Книга выставлена на посмешище.
Доброжелательный граф. Граф-благодетель. Меценат, открывший Никитина русскому читателю.
Но, боже мой, – как! Какого Никитина!
Фаддей Булгарин в мерзопакостной своей «Пчелке» прежде всего славословит его сиятельство: «Произведения самородка, исправленные и изданные графом Д. Н. Толстым, на которого смело можно положиться».
Еще бы!
Никитин написал:
Взгляни, как наша жизнь ленивая идет
И скучно, и однообразно.
Запечатленная тревогами забот
Одной действительности грязной…
Его сиятельство поправил собственноручно: «действительности важной». Как же не положиться!

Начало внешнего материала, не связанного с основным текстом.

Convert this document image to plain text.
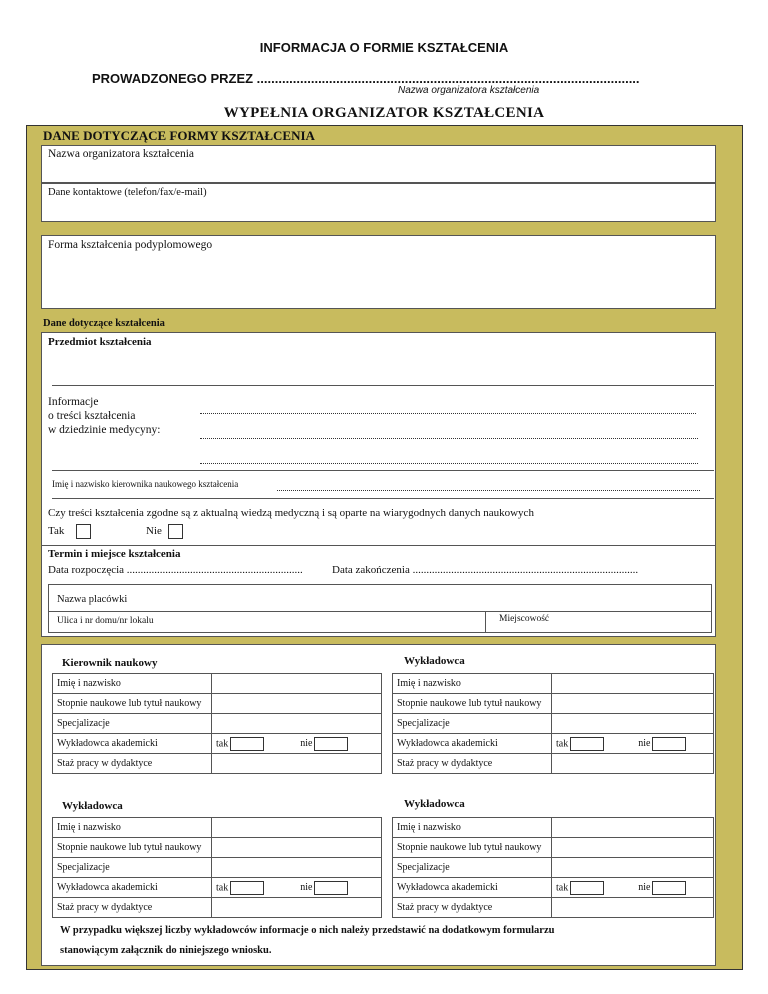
INFORMACJA O FORMIE KSZTAŁCENIA
PROWADZONEGO PRZEZ ..........................................................................................................
Nazwa organizatora kształcenia
WYPEŁNIA ORGANIZATOR KSZTAŁCENIA
DANE DOTYCZĄCE FORMY KSZTAŁCENIA
Nazwa organizatora kształcenia
Dane kontaktowe (telefon/fax/e-mail)
Forma kształcenia podyplomowego
Dane dotyczące kształcenia
Przedmiot kształcenia
Informacje
o treści kształcenia
w dziedzinie medycyny:
Imię i nazwisko kierownika naukowego kształcenia
Czy treści kształcenia zgodne są z aktualną wiedzą medyczną i są oparte na wiarygodnych danych naukowych
Tak	Nie
Termin i miejsce kształcenia
Data rozpoczęcia ................................................................	Data zakończenia ..................................................................................
Nazwa placówki
Ulica i nr domu/nr lokalu	Miejscowość
Kierownik naukowy	Wykładowca
Imię i nazwisko	
Stopnie naukowe lub tytuł naukowy	
Specjalizacje	
Wykładowca akademicki	tak nie
Staż pracy w dydaktyce	
Imię i nazwisko	
Stopnie naukowe lub tytuł naukowy	
Specjalizacje	
Wykładowca akademicki	tak nie
Staż pracy w dydaktyce	
Wykładowca	Wykładowca
Imię i nazwisko	
Stopnie naukowe lub tytuł naukowy	
Specjalizacje	
Wykładowca akademicki	tak nie
Staż pracy w dydaktyce	
Imię i nazwisko	
Stopnie naukowe lub tytuł naukowy	
Specjalizacje	
Wykładowca akademicki	tak nie
Staż pracy w dydaktyce	
W przypadku większej liczby wykładowców informacje o nich należy przedstawić na dodatkowym formularzu
stanowiącym załącznik do niniejszego wniosku.
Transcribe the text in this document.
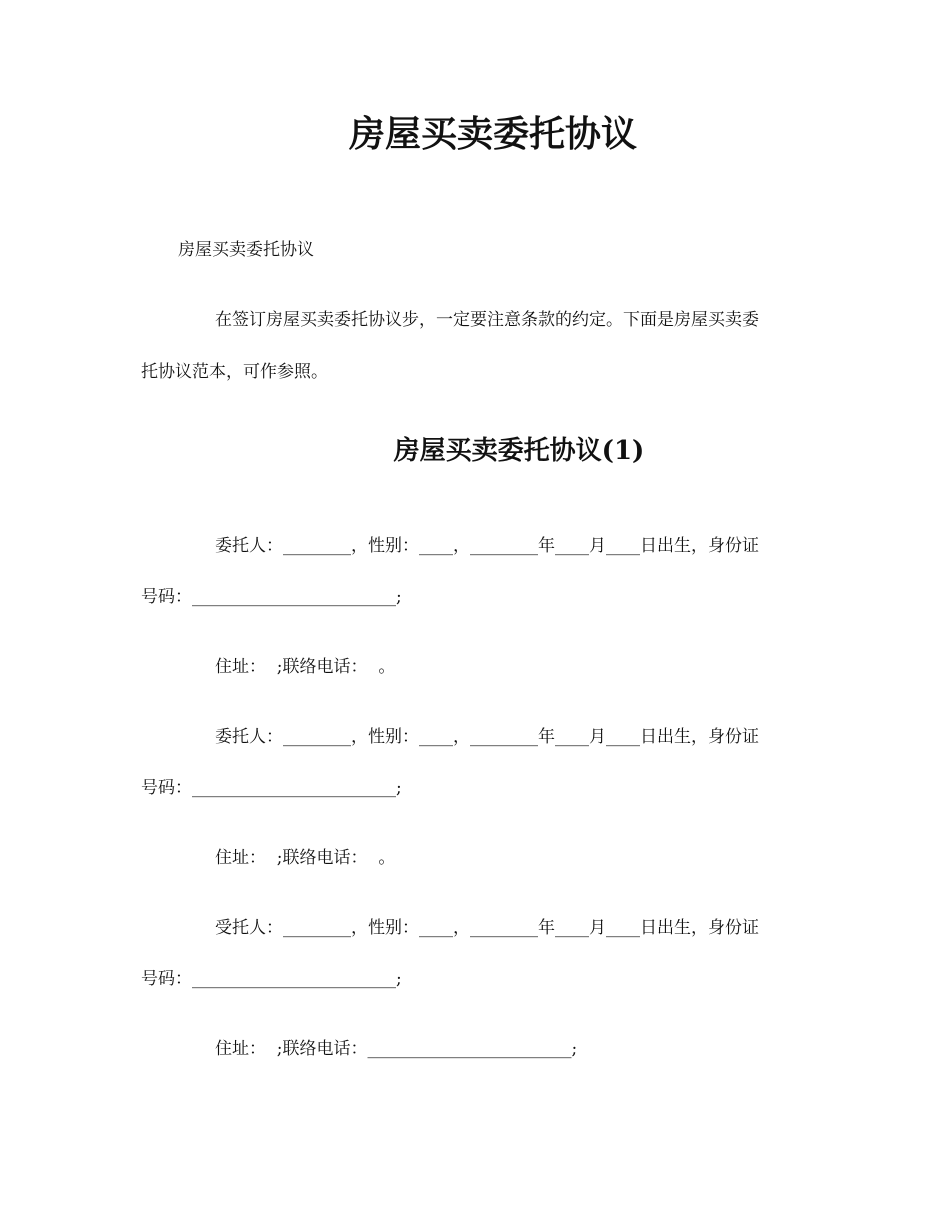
房屋买卖委托协议

房屋买卖委托协议

在签订房屋买卖委托协议步，一定要注意条款的约定。下面是房屋买卖委

托协议范本，可作参照。

房屋买卖委托协议(1)

委托人：________，性别：____，________年____月____日出生，身份证

号码：________________________;

住址：  ;联络电话：  。

委托人：________，性别：____，________年____月____日出生，身份证

号码：________________________;

住址：  ;联络电话：  。

受托人：________，性别：____，________年____月____日出生，身份证

号码：________________________;

住址：  ;联络电话：________________________;
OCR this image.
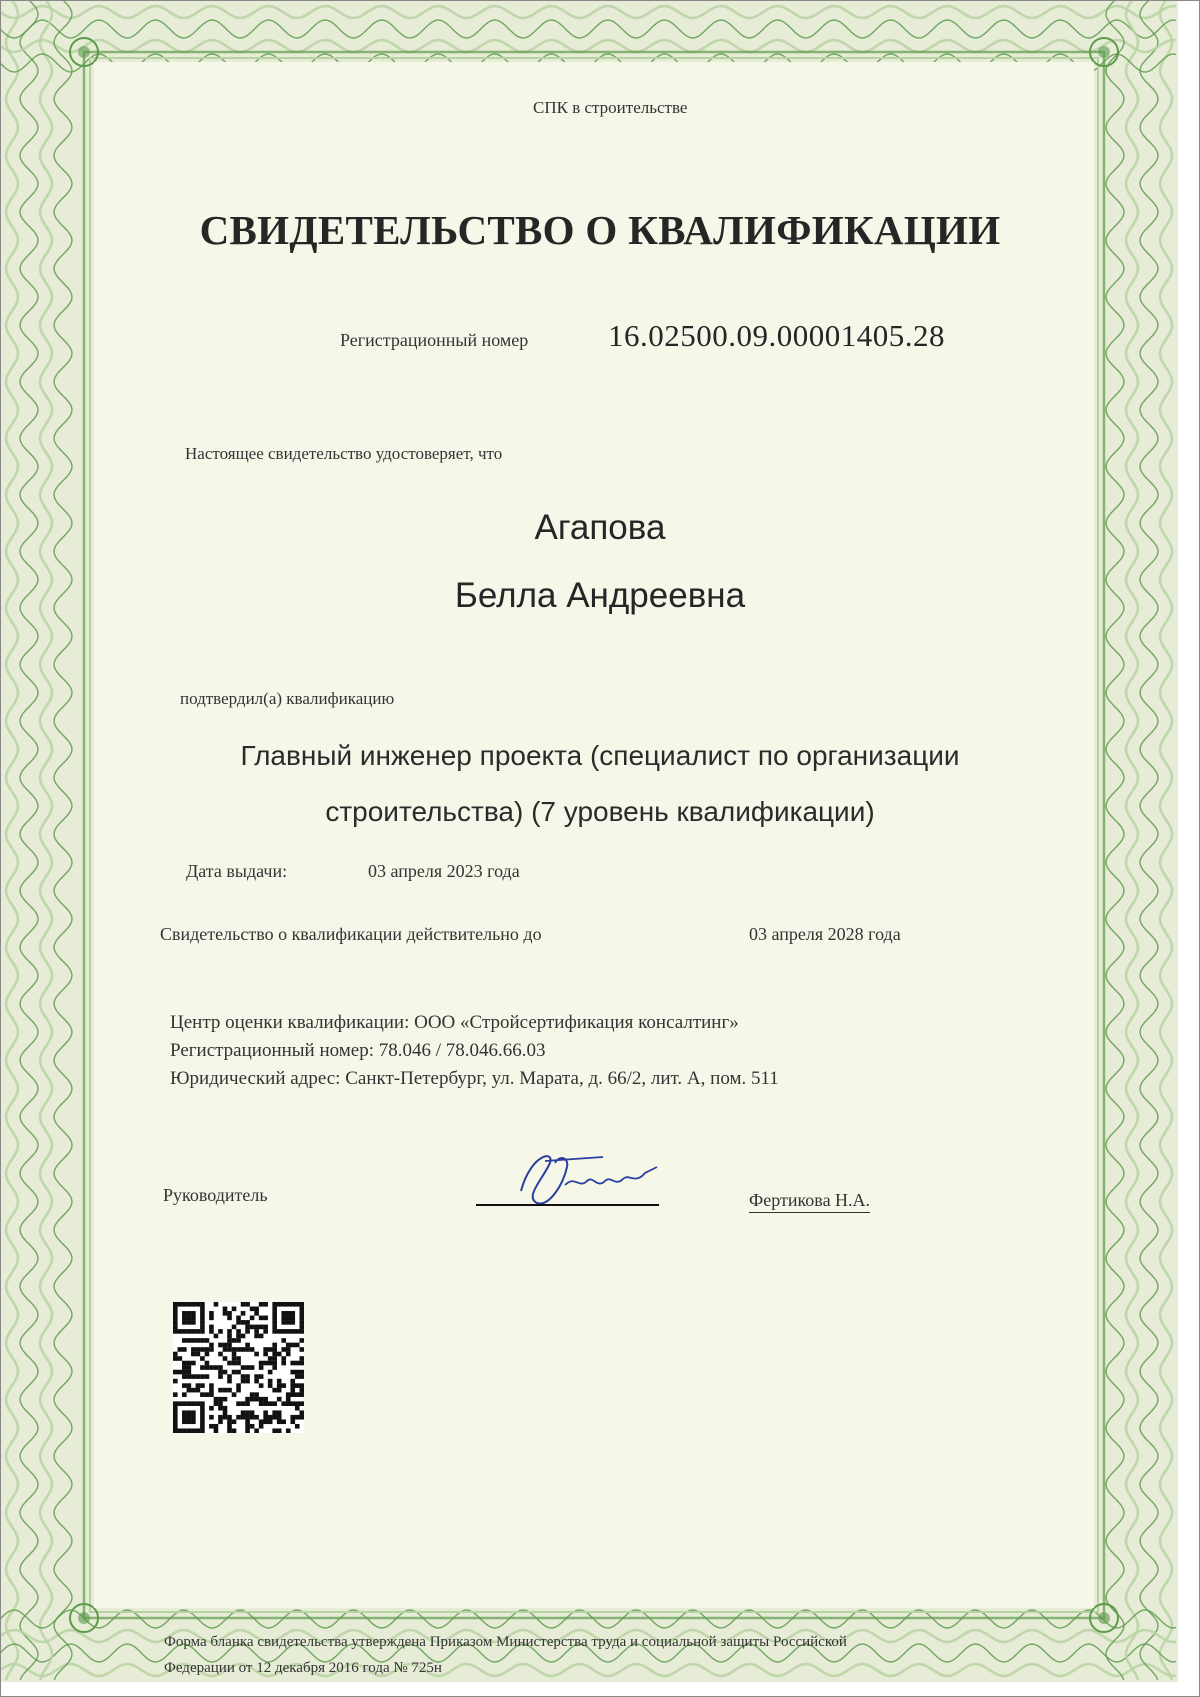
СПК в строительстве

СВИДЕТЕЛЬСТВО О КВАЛИФИКАЦИИ

Регистрационный номер	16.02500.09.00001405.28

Настоящее свидетельство удостоверяет, что

Агапова

Белла Андреевна

подтвердил(а) квалификацию

Главный инженер проекта (специалист по организации

строительства) (7 уровень квалификации)

Дата выдачи:	03 апреля 2023 года

Свидетельство о квалификации действительно до	03 апреля 2028 года

Центр оценки квалификации: ООО «Стройсертификация консалтинг»

Регистрационный номер: 78.046 / 78.046.66.03

Юридический адрес: Санкт-Петербург, ул. Марата, д. 66/2, лит. А, пом. 511

Руководитель	Фертикова Н.А.

Форма бланка свидетельства утверждена Приказом Министерства труда и социальной защиты Российской

Федерации от 12 декабря 2016 года № 725н
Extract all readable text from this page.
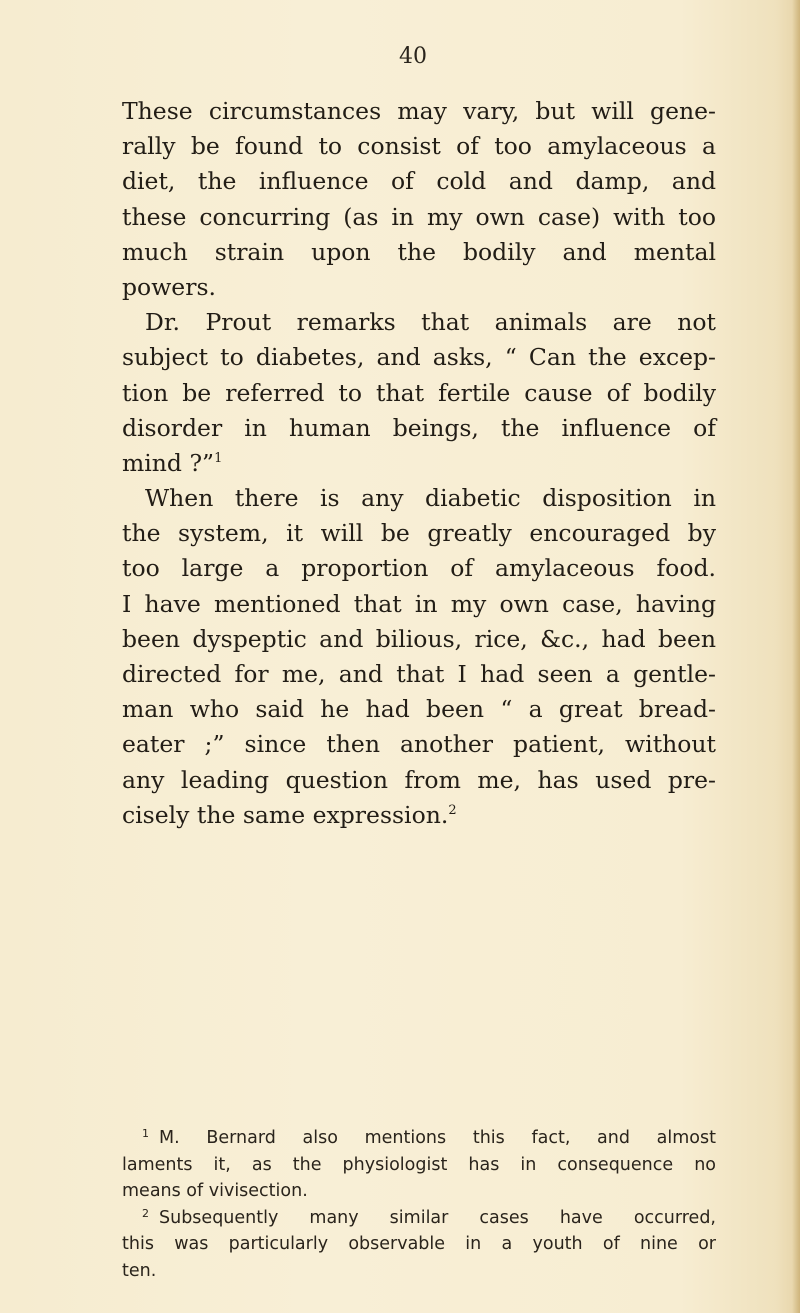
40
These circumstances may vary, but will gene-
rally be found to consist of too amylaceous a
diet, the influence of cold and damp, and
these concurring (as in my own case) with too
much strain upon the bodily and mental
powers.
Dr. Prout remarks that animals are not
subject to diabetes, and asks, “ Can the excep-
tion be referred to that fertile cause of bodily
disorder in human beings, the influence of
mind ?”$^1$
When there is any diabetic disposition in
the system, it will be greatly encouraged by
too large a proportion of amylaceous food.
I have mentioned that in my own case, having
been dyspeptic and bilious, rice, &c., had been
directed for me, and that I had seen a gentle-
man who said he had been “ a great bread-
eater ;” since then another patient, without
any leading question from me, has used pre-
cisely the same expression.$^2$
$^1$ M. Bernard also mentions this fact, and almost
laments it, as the physiologist has in consequence no
means of vivisection.
$^2$ Subsequently many similar cases have occurred,
this was particularly observable in a youth of nine or
ten.
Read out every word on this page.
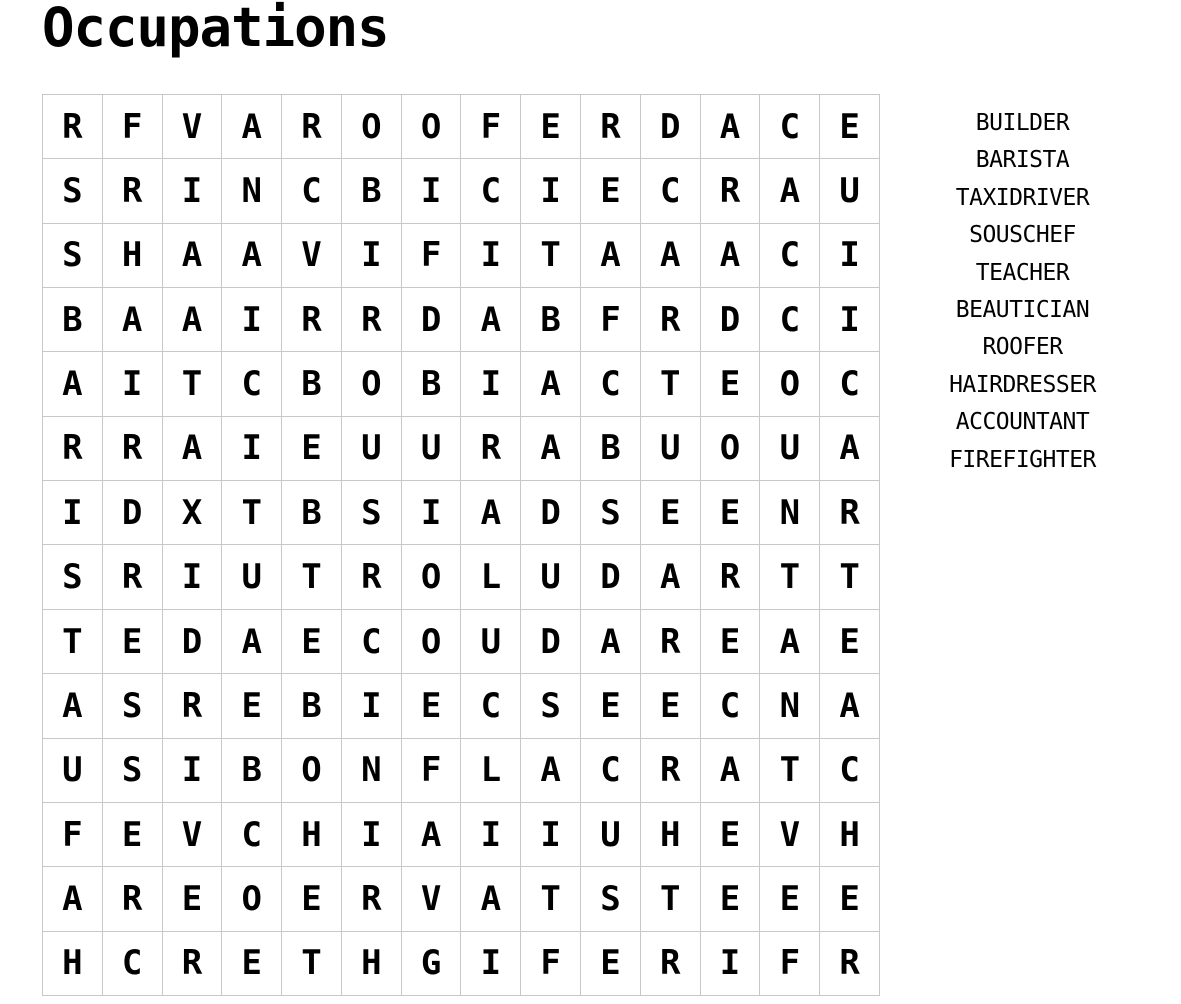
Occupations
R	F	V	A	R	O	O	F	E	R	D	A	C	E
S	R	I	N	C	B	I	C	I	E	C	R	A	U
S	H	A	A	V	I	F	I	T	A	A	A	C	I
B	A	A	I	R	R	D	A	B	F	R	D	C	I
A	I	T	C	B	O	B	I	A	C	T	E	O	C
R	R	A	I	E	U	U	R	A	B	U	O	U	A
I	D	X	T	B	S	I	A	D	S	E	E	N	R
S	R	I	U	T	R	O	L	U	D	A	R	T	T
T	E	D	A	E	C	O	U	D	A	R	E	A	E
A	S	R	E	B	I	E	C	S	E	E	C	N	A
U	S	I	B	O	N	F	L	A	C	R	A	T	C
F	E	V	C	H	I	A	I	I	U	H	E	V	H
A	R	E	O	E	R	V	A	T	S	T	E	E	E
H	C	R	E	T	H	G	I	F	E	R	I	F	R
BUILDER
BARISTA
TAXIDRIVER
SOUSCHEF
TEACHER
BEAUTICIAN
ROOFER
HAIRDRESSER
ACCOUNTANT
FIREFIGHTER
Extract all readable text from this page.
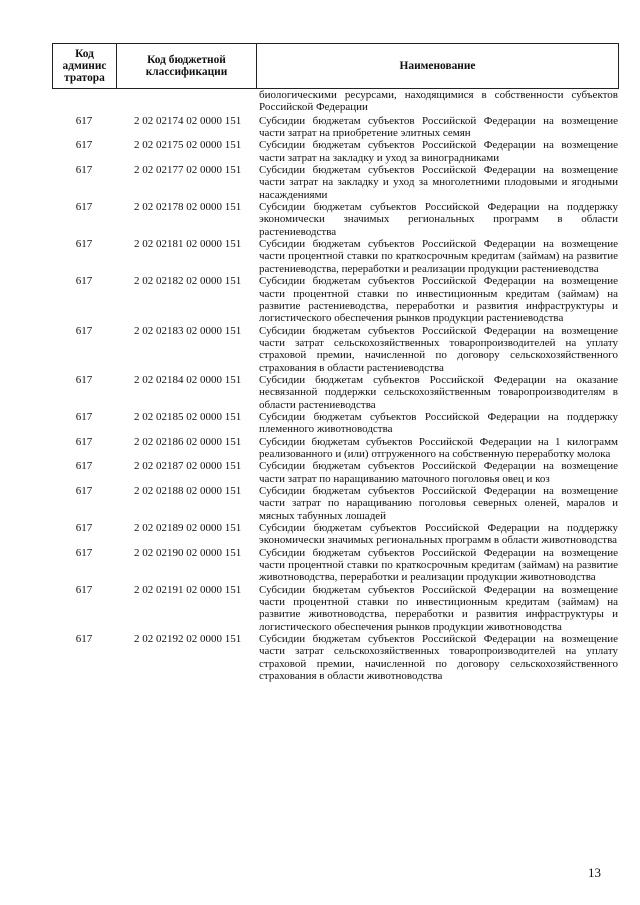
Код админис тратора	Код бюджетной классификации	Наименование
		биологическими ресурсами, находящимися в собственности субъектов Российской Федерации
617	2 02 02174 02 0000 151	Субсидии бюджетам субъектов Российской Федерации на возмещение части затрат на приобретение элитных семян
617	2 02 02175 02 0000 151	Субсидии бюджетам субъектов Российской Федерации на возмещение части затрат на закладку и уход за виноградниками
617	2 02 02177 02 0000 151	Субсидии бюджетам субъектов Российской Федерации на возмещение части затрат на закладку и уход за многолетними плодовыми и ягодными насаждениями
617	2 02 02178 02 0000 151	Субсидии бюджетам субъектов Российской Федерации на поддержку экономически значимых региональных программ в области растениеводства
617	2 02 02181 02 0000 151	Субсидии бюджетам субъектов Российской Федерации на возмещение части процентной ставки по краткосрочным кредитам (займам) на развитие растениеводства, переработки и реализации продукции растениеводства
617	2 02 02182 02 0000 151	Субсидии бюджетам субъектов Российской Федерации на возмещение части процентной ставки по инвестиционным кредитам (займам) на развитие растениеводства, переработки и развития инфраструктуры и логистического обеспечения рынков продукции растениеводства
617	2 02 02183 02 0000 151	Субсидии бюджетам субъектов Российской Федерации на возмещение части затрат сельскохозяйственных товаропроизводителей на уплату страховой премии, начисленной по договору сельскохозяйственного страхования в области растениеводства
617	2 02 02184 02 0000 151	Субсидии бюджетам субъектов Российской Федерации на оказание несвязанной поддержки сельскохозяйственным товаропроизводителям в области растениеводства
617	2 02 02185 02 0000 151	Субсидии бюджетам субъектов Российской Федерации на поддержку племенного животноводства
617	2 02 02186 02 0000 151	Субсидии бюджетам субъектов Российской Федерации на 1 килограмм реализованного и (или) отгруженного на собственную переработку молока
617	2 02 02187 02 0000 151	Субсидии бюджетам субъектов Российской Федерации на возмещение части затрат по наращиванию маточного поголовья овец и коз
617	2 02 02188 02 0000 151	Субсидии бюджетам субъектов Российской Федерации на возмещение части затрат по наращиванию поголовья северных оленей, маралов и мясных табунных лошадей
617	2 02 02189 02 0000 151	Субсидии бюджетам субъектов Российской Федерации на поддержку экономически значимых региональных программ в области животноводства
617	2 02 02190 02 0000 151	Субсидии бюджетам субъектов Российской Федерации на возмещение части процентной ставки по краткосрочным кредитам (займам) на развитие животноводства, переработки и реализации продукции животноводства
617	2 02 02191 02 0000 151	Субсидии бюджетам субъектов Российской Федерации на возмещение части процентной ставки по инвестиционным кредитам (займам) на развитие животноводства, переработки и развития инфраструктуры и логистического обеспечения рынков продукции животноводства
617	2 02 02192 02 0000 151	Субсидии бюджетам субъектов Российской Федерации на возмещение части затрат сельскохозяйственных товаропроизводителей на уплату страховой премии, начисленной по договору сельскохозяйственного страхования в области животноводства
13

Статья «Современника» заставила задуматься о многом, и прежде всего – о друзьях-благодетелях: кто они? И что в его скромной особе их привлекает? Статья порицала за то, за что благодетели превозносили.
Иван Иваныч, друг истинный, тот любит просто так, не задумываясь, не требуя чего-то взамен. Любит – и все. Здесь многое, конечно, значит, что оба – мещане, оба с юности стремятся к прекрасному, а судьба-злодейка заставляет считать выручку, копеечничать.
Иван Иваныч хвалит никитинские писания искренне, от сердца. Так же и корит и огорчается за неудачное. Жестоко сказал, что дурно написано, что надо порвать. Но ведь как сказал-то! Со слезами на глазах отверг без сожаления, хоть вчера еще и называл великим.
В расположении Второва – такая же простота и бескорыстие. Он ничего не требует от Никитина. Любит, как Иван Иваныч: просто так.
Бесхитростен и Придорогин, растрепанная добрая душа; и чудной купец с натурой художника, Михайлов Антон Родионыч. Их дружба непритязательна, приятна.
А де-Пуле?
Этого воронежского француза не сразу поймешь. Нет-нет да и покажется, что что-то припрятал Мишель, не договорил; или сказать-то сказал, а помыслил другое. Но мил, но обаятелен, а уж такту…
Но вот эти, благодетели: Александр Петрович, граф, заочный друг, прославленный Аполлон Майков? Они, кажется, чего-то ждут от него. Хотят увидеть в нем нечто такое, чем он, быть может, на самом деле вовсе и не был?
Что же? Что?
Нечаянно помог понять де-Пуле. Когда сошлись с ним поближе, когда уже и некоторые приятельские откровенности случались в разговоре, сказал однажды:
– Смешно, но, знаете, я даже как-то разочаровался в вас при первой встрече.
– Что так? – улыбнулся Иван Савич.
– Да как же, помилуйте! Слышу кругом: самородок из мещан, овсом и сеном торгует… Ну-с, полагал увидеть вас стриженным в скобку, в смазных сапогах, э сетера?… А вы – в отличном сюртуке, при галстуке. В вас, знаете, этакое что-то даже заграничное проглядывало, ей-богу-с!
Тогда оба весело посмеялись над забавным Мишелевым разочарованием, но теперь…
Теперь озарило, – вот кого желали видеть в нем благодетели: мужичка.
Благолепного, покорного, сермяжного («мы-ста да вы-ста», да «как ваша милость прикажет»).
На коленях смиренно хлеб-соль подносящего господину.
И, боже мой, как все сделалось ясно – меценатство графа и ласка Александра Петровича, славословия «Пчелы» и ядовитая критика «Современника».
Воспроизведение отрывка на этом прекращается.